Semenjak dahulu NU tidak pernah bersepakat untuk menjadikan Islam sebagai dasar negara. Itulah sebabnya di dalam Sidang Konstituante tahun 1955 sampai 1959, maka NU tidak mengikuti cara berpikir Masyumi yang menginginkan Islam sebagai dasar negara, akan tetapi lebih memilih terhadap Pancasila sebagai dasar negara. Politisi NU lebih berpikiran tentang Islam Keindonesiaan ketimbang Islam Universal, yang diusung oleh beberapa politisi Islam kala itu.
Di dalam konteks ini, maka sikap NU konsisten. Para pimpinan NU tidak terpengaruh untuk memasuki kawasan abu-abu tentang Islam politik yang mengusung khilafah Islam. NU selalu berada di garis depan untuk mempertahankan dan memperjuangkan terhadap diterapkannya Pancasila sebagai dasar negara, NKRI, UUD 1945 dan kebinekaan di dalam berbangsa dan bernegara. Dari KH. Wahid Hasyim, sampai KH. Hasyim Muzadi dan KH. Said Aqil Siraj di dalam konteks mempertahankan pilar kebangsaan ini tidak pernah goyah.

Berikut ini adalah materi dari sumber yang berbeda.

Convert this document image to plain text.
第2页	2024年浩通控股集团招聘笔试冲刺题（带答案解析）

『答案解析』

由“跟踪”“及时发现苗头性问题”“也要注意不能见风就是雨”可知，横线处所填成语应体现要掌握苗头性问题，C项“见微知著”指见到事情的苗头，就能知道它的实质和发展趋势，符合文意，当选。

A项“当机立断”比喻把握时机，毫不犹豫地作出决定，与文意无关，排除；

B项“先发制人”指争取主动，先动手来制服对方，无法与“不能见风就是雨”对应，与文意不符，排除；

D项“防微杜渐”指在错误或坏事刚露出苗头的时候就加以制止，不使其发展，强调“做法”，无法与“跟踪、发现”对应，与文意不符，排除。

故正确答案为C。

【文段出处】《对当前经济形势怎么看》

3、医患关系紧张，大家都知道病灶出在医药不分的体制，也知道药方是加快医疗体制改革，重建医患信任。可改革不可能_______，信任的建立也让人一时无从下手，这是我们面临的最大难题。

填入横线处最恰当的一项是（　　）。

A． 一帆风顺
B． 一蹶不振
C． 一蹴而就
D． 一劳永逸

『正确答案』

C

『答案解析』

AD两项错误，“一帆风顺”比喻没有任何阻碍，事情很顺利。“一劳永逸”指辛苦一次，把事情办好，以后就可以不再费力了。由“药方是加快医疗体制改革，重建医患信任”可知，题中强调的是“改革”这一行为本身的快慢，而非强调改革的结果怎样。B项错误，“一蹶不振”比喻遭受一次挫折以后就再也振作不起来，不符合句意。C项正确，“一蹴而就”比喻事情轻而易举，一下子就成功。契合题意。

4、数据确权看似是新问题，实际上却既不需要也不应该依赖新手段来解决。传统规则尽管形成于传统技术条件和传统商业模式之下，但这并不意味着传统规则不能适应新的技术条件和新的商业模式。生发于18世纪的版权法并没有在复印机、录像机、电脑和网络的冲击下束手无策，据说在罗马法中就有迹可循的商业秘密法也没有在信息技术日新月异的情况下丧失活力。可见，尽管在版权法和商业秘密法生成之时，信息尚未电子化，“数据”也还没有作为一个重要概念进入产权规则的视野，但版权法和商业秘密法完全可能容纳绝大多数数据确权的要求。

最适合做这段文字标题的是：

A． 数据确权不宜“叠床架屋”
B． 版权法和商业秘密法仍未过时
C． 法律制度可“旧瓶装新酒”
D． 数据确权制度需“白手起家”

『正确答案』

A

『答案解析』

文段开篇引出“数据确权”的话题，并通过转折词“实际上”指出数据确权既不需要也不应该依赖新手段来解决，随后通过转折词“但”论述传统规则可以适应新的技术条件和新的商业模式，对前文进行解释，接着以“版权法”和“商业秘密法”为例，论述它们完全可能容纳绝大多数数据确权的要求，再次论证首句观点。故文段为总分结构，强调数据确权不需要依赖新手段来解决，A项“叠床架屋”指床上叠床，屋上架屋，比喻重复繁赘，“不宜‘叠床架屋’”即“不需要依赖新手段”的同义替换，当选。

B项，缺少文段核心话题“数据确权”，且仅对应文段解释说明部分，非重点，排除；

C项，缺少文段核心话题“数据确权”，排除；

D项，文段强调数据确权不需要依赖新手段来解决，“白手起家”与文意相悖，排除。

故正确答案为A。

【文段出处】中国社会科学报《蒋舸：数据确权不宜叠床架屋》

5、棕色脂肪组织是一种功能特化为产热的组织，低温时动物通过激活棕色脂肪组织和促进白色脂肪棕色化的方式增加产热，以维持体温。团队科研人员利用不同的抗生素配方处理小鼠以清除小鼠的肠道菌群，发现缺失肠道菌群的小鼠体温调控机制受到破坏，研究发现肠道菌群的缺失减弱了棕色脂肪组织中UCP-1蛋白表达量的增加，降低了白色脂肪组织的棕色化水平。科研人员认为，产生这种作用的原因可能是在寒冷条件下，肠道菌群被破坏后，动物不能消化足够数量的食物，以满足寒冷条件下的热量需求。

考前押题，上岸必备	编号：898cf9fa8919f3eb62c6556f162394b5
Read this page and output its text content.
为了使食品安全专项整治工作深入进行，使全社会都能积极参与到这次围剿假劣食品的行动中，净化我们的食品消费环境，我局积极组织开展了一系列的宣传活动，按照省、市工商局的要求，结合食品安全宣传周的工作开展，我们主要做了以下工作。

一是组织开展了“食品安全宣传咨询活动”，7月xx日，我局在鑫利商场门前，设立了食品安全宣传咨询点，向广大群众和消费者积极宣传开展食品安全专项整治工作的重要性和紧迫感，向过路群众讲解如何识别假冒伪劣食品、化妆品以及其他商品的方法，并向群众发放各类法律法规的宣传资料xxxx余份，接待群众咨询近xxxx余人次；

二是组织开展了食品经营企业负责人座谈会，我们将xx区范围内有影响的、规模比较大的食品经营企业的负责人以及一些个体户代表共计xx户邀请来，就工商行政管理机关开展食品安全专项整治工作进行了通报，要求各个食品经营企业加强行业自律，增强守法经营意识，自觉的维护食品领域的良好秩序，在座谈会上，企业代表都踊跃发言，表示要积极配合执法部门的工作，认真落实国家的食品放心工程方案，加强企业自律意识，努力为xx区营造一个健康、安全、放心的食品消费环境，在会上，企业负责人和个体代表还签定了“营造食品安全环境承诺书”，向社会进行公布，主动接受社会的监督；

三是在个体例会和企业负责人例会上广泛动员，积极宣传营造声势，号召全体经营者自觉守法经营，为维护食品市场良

NU melihat bahwa di dalam berbagai aksi akhir-akhir ini terdapat sekelompok orang yang menginginkan lebih dari pelaksanaan syariah Islam secara kaffah, akan tetapi mengusung Khilafah Islamiyah. Inilah yang tentu menjadi penyebab mengapa NU tidak mau terlibat di dalam gerakan aksi dan aksi yang dilakukan akhir-akhir ini. Jadi berdasarkan analisis dan pencermatan mendalam, bahwa tujuan aksi itu telah dibelokkan untuk hal-hal yang secara fundamental bertentangan dengan prinsip NU yang asasi.
Hasil analisis NU atas penyelenggaraan aksi yang bermuatan Islam kaffah dalam konteks Khilafah Islamiyah itulah yang menjadikan NU lebih baik di luar panggung. NU tetap konsisten dengan sikap kebangsaannya sebagaimana dinyatakan oleh KH. Sahal Mahfudz, yang menyatakan bahwa “Pancasila, UUD 1945 dan NKRI sudah final bagi NU”. Artinya sudah tidak perlu untuk diperdebatkan dan yang perlu untuk diamalkan.
Di dalam acara-acara yang diselenggarakan oleh pesantren, sebagaimana acara di Pesantren Al Ikhlas Pasuruan, KH. Muslim Ihram di dalam pidatonya menyatakan bahwa “NKRI Harga Mati”. Di WA para Rektor PTKIN juga sering ditulis “NKRI Harga Mati”. Hal ini menandakan bahwa secara diam-diam, NU sudah mengumandangkan “perlawanan” terhadap gerakan “Khilafah Islamiyah” yang juga nyaring dipertontonkan.
Bahkan melalui gerakan Aksi Damai itu juga akhirnya terkuak apa yang menjadi agenda sesungguhnya. Jika di Aksi Super Damai 2/12/2016 terasa tidak terdapat ceramah-ceramah yang mengedepankan khilafah, maka pada acara Aksi 4/11/2016 terasa betul keinginan untuk menegakkan khilafah itu dengan sangat kentara. Ada orasi-orasi yang dikemukakan dengan menggunakan idiom-idiom khilafah tersebut.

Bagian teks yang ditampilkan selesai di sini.